ChIA-PET2

ChIA-PET2 is a versatile and flexible pipeline for analysing different variants of ChIA-PET data from raw sequencing reads to chromatin loops.

ChIA-PET2 was named not only because it is a tool for ChIA-PET data analysis, but also because it supports at least 2 different ChIA-PET protocols (bridge linker protocol or half-linkers protocol) data, 2 modes of read alignments (short or long read alignment) and 2 dimensional contact map output.

ChIA-PET2 integrates all steps required for ChIA-PET data analysis, including linkers trimming, reads mapping, duplicates removing, peaks calling and chromatin loops calling. It supports different kinds of ChIA-PET data generated from different ChIA-PET protocols. It also provides quality controls for different steps of ChIA-PET analysis. In addition, ChIA-PET2 can use phased genotype data to call allele-specific chromatin interactions. We applied ChIA-PET2 to different ChIA-PET datasets, demonstrating its significant improved performance as well as its ability to easily process ChIA-PET raw data.

Install

ChIA-PET2 could be installed in a linux-like system with OpenMP support. The ChIA-PET2 pipeline requires the following dependencies, which are usually already installed in a bioinformatics cluster.

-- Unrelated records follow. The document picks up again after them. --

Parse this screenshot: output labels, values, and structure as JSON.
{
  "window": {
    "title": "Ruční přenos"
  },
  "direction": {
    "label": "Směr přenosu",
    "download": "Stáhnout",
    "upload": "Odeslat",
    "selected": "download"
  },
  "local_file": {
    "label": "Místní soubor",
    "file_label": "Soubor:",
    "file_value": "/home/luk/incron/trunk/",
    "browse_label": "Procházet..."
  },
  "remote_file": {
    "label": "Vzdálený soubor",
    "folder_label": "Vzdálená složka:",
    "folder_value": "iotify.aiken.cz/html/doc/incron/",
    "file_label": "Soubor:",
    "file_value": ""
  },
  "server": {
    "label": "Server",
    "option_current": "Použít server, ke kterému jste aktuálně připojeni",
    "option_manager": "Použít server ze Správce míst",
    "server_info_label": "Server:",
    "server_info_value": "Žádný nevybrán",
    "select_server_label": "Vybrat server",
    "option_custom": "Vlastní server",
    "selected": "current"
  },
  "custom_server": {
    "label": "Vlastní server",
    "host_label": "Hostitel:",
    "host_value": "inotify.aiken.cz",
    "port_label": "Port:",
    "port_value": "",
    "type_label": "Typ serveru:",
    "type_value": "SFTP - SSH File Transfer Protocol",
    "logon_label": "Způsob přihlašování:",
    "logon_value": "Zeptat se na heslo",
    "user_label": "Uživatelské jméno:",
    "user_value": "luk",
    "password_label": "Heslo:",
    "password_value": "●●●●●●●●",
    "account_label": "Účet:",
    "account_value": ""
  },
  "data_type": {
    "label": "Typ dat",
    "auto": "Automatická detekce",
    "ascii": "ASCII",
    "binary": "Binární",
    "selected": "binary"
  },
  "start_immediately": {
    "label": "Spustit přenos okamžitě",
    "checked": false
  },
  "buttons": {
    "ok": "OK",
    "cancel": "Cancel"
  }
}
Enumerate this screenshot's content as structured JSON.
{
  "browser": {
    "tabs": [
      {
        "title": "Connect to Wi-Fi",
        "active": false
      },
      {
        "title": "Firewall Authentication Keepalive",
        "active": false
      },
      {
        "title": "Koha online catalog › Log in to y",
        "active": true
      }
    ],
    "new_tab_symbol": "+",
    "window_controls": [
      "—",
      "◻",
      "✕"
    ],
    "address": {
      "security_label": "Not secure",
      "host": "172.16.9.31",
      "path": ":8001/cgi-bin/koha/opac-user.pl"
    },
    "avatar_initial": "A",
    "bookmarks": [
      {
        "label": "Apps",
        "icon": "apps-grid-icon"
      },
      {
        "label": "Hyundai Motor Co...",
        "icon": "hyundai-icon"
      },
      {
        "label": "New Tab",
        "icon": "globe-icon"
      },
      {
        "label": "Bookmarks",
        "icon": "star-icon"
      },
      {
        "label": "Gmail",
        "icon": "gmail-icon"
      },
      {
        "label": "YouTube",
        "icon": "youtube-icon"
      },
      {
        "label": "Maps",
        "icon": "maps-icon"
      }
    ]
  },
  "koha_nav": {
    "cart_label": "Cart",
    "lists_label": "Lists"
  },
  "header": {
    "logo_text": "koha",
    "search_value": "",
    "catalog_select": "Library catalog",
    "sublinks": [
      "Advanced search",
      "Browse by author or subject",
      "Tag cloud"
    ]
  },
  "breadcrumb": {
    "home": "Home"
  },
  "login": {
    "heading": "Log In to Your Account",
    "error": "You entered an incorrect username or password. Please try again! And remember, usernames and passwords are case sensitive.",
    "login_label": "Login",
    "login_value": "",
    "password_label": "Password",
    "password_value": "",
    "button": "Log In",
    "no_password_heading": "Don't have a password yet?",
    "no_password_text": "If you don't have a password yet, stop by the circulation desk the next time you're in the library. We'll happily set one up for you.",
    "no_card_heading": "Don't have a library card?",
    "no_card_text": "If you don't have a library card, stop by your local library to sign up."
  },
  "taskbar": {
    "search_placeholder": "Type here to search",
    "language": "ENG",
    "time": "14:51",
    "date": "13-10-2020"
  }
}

BWA v0.7.10+ : for reads alignment
MACS2 v2.1.0+ : for peaks calling
samtools v1.3+ : for sam file manipulation
bedtools v2.24.0+ : for bed/bedpe file manipulation
R with the ggplot2 and VGAM packages : for calling MICC and plotting Quality Control figure

To install ChIA-PET2:

tar -zxvf ChIA-PET2.tar.gz
cd ChIA-PET2
chmod +x bin/ChIA-PET2
make

ChIA-PET2 will be installed in the bin directory in user home (~/bin) by default. It's recommended to set the ~/bin directory to the PATH.

Usage

Just type in ' ChIA-PET2 -h ' for detailed usage.

$ ChIA-PET2 -h
usage : ChIA-PET2 -g genomeindex -b bedtoolsgenome -f fq1 -r fq2 -A linkerA -B linkerB -o OUTdir -n prefixname
Use option -h|--help for more information

ChIA-PET2 0.9.3   2017.11.07
----------------------------
OPTIONS

  -s|--start:     start from which step(1:8): 1:Trim Linkers; 2:Map Reads; 3:Build PETs; 4:Call Peaks; 5:Find Interactions
                  6:Plot QC; 7:Estimate statistical confidence; 8:Phase PETs(optional), default=1
  -g|--genome:    genome index for bwa
  -b|--bedtoolsgenome: chromsomes size file for bedtools
  -f|--forward:   one fastq(.gz) file
  -r|--reverse:   the other fastq(.gz) file
  -A|--linkerA:   one linker sequence, default=GTTGGATAAG
  -B|--linkerB:   the other linker sequence, default=GTTGGAATGT
  -o|--output:    output folder, default=output
  -n|--name:      output prefix name, default=out
  -m|--mode:      0,1,2;  0: A/B linkers; 1: bridge liker; 2: Enzyme site, default=0
  -e|--err:       Maximum mismatches allowed in linker sequence, default=0
  -k|--keepempty: 0,1,2; 0:No linker-empty reads; 1:keep 1 linker-empty read; 2:keep 2 linker-empty reads. default=0
  -t|--thread:    threads to run, default=1
  -d|--short:     short reads (0 or 1), default=0 for reads >70bp. If the read length is about 20bp, set d=1
  -M|--macs2 parameters, default="-q 0.05"
  -Q|--mapq:      mapq cutoff, default=30
  -C|--cutoffPET: PET count cutoff before running MICC, default=2
  -S|--slop:      slop length, default=100
  -E|--extend:    extend length on both sides, default=500
  -l|--length:    min length of reads after linker trimming. default=15
  -P|--phased:    optional phased genotype file: 'chr1\tstart\tend\tA\tC'
  [-h|--help]:    help
  [-v|--version]: version

Notes

Suppose the bridge linker is:

  5'end ->
  ACGCGATATCTTATCTGACT
  TGCGCTATAGAATAGACTGA
              <- 5'end

We could set the first N, e.g. 15, bases of both ends (from 5' to 3') as the parameters: "-A ACGCGATATCTTATC -B AGTCAGATAAGATAT"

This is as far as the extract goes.